When pushing the rotational speed of drives-first with the 18XL and later with the X15-to lower rotational latency, Seagate faced a big problem. Rotating the disk platters at higher speeds sig nificantly increases power consumption, as well as the amount of heat to dissipate. To solve this problem, Seagate lowered the mass of the media.
Seagate uses five platters with smaller diameters in the 18GB X15 drive, compared to three platters and six heads in the 18GB 18XL drive. The net performance result for these design changes was a significant boost in data-access characteristics in a typical transaction-processing environment.
The X15 drive's performance advantage scaled well when four physical drives were configured in a logical RAID-0 stripe set. Peak I/O processing on a four-drive stripe set was measured at 2,058 I/Os per second using X15 drives, and 1,301 I/Os per second using 18XL drives. This represents a 58% gain in the maximum load of I/Os per second handled.
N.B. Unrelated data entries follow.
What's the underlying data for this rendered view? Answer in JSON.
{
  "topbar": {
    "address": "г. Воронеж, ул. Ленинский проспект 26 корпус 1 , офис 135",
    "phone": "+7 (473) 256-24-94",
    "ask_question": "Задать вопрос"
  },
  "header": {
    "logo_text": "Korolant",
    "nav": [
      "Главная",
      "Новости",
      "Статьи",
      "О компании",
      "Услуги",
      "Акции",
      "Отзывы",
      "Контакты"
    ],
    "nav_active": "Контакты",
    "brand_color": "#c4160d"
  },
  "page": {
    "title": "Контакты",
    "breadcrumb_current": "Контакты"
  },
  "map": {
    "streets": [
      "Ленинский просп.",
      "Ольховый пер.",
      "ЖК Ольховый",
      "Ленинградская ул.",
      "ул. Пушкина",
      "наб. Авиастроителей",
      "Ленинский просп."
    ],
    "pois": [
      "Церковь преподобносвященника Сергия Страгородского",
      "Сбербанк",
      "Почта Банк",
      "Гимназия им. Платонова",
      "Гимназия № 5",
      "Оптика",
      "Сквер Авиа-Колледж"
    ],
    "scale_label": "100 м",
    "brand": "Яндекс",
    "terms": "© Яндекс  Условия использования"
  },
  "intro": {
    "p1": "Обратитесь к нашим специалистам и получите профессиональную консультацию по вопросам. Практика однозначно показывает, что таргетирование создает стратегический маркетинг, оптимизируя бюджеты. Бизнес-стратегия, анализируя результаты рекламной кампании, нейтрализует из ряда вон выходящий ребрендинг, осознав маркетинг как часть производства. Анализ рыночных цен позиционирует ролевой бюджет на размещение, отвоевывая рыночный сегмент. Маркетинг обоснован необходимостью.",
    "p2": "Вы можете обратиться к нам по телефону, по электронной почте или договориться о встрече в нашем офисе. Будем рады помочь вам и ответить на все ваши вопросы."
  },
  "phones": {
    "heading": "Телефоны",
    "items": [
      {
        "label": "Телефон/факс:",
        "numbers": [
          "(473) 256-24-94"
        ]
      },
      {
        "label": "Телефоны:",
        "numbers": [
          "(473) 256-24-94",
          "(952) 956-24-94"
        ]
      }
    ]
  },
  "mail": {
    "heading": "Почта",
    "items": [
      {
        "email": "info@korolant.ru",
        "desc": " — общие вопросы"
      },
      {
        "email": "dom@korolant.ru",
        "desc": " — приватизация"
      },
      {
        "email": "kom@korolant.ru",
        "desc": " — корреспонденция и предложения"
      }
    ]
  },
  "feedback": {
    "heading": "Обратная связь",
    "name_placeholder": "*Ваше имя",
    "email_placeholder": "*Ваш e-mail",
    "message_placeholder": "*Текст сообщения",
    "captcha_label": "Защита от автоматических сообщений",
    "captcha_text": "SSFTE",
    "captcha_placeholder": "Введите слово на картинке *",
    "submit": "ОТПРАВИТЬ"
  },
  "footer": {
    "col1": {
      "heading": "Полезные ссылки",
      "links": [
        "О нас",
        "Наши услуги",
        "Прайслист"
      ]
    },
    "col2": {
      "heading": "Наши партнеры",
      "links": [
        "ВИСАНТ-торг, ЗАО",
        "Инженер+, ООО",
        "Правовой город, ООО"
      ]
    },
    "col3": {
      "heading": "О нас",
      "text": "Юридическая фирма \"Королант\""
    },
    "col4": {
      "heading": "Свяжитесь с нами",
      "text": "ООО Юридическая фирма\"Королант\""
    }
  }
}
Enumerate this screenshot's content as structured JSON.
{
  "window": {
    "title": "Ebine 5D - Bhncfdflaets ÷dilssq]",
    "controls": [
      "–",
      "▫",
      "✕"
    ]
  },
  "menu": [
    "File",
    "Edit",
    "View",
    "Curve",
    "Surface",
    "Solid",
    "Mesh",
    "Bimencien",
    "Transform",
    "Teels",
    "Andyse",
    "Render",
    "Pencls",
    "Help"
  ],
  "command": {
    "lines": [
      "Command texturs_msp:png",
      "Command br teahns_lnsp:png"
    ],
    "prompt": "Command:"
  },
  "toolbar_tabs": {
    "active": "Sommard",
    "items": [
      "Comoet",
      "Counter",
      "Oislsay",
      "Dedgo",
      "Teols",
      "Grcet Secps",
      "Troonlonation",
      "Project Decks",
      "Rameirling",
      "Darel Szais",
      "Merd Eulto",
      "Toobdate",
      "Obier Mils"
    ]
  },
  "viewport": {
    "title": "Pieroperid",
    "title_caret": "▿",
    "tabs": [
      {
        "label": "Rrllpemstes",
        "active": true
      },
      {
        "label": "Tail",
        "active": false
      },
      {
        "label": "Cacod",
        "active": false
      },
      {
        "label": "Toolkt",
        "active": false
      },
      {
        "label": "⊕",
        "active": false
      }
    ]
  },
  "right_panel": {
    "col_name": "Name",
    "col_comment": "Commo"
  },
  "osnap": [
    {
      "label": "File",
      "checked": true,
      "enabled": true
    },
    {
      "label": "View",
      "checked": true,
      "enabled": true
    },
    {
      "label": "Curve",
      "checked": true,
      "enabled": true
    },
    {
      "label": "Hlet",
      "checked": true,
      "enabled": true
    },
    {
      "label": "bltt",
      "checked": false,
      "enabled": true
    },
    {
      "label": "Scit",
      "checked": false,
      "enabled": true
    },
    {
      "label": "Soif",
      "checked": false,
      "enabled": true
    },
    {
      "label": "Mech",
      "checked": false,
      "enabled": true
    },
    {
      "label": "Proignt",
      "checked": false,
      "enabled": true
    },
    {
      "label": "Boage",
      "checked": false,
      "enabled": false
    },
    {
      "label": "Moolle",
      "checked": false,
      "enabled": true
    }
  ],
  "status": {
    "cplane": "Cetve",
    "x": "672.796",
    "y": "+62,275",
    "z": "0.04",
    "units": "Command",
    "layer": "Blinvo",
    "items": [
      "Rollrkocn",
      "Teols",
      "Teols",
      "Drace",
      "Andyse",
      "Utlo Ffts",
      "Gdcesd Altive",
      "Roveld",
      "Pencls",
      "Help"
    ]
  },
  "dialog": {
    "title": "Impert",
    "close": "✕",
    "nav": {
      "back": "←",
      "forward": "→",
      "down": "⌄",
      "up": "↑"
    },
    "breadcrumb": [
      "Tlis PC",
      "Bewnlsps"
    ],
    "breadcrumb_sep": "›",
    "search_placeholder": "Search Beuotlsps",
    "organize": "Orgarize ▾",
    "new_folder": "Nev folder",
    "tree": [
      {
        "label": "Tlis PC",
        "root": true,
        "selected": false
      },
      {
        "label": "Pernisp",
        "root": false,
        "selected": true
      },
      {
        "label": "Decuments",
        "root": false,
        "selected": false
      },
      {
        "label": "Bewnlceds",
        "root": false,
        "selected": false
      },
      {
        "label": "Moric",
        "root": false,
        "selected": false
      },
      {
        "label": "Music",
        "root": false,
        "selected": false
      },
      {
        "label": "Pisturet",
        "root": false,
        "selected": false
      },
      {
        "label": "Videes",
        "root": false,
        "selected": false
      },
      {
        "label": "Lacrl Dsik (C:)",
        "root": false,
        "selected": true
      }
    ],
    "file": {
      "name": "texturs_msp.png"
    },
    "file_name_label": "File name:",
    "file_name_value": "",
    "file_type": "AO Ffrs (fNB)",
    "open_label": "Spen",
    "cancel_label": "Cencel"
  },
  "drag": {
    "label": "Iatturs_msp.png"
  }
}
Using the Nova Technica load benchmark, we measured an average access time of 4.5ms for an X15 drive, compared to 5.5ms for an 18XL drive with a queue depth of 1. Caching by the operating system accounts for the fact that this is faster than the drive's physical spec. This translated into a load of 222 I/Os per second (1KB to 16KB reads in a normal distribution centered on 8KB) for the X15 drive, compared to 182 I/Os per second for the 18XL. This represents an 18% faster response time and a 22% increase in base I/O loading.
The maximum sustainable I/O for both drives peaked at a queue depth of 20. With 20 Daemon processes, we measured an average response time of 41ms on the X15 drive while processing 464 I/Os per second. Under similar conditions, we measured an average response time of 51.5ms on the 18XL drive while processing 351 I/Os per second. As in the base load case, under peak I/O loading we again measured a 20% faster response rate on the X15 drive and processed 32% more I/O requests per second.
The X15 drive's performance advantage scaled well when four physical drives were configured in a logical RAID-0 stripe set. Peak I/O processing on a four-drive stripe set was measured at 2,058 I/Os per second using X15 drives, and 1,301 I/Os per second using 18XL drives. This represents a 58% gain in the maximum load of I/Os per second handled. Once again, we measure a 20% performance penalty for reads with a RAID-5 logical volume.
More importantly, with all of the improvements in performance, the Seagate X15 drive has the same power consumption and cooling requirements as the earlier generation Cheetah 18LP, which operates at 10,000rpm. As a result, OEMs and system integrators can use this new class of drive in existing platforms and applications without having compatibility issues or requiring infrastructure changes.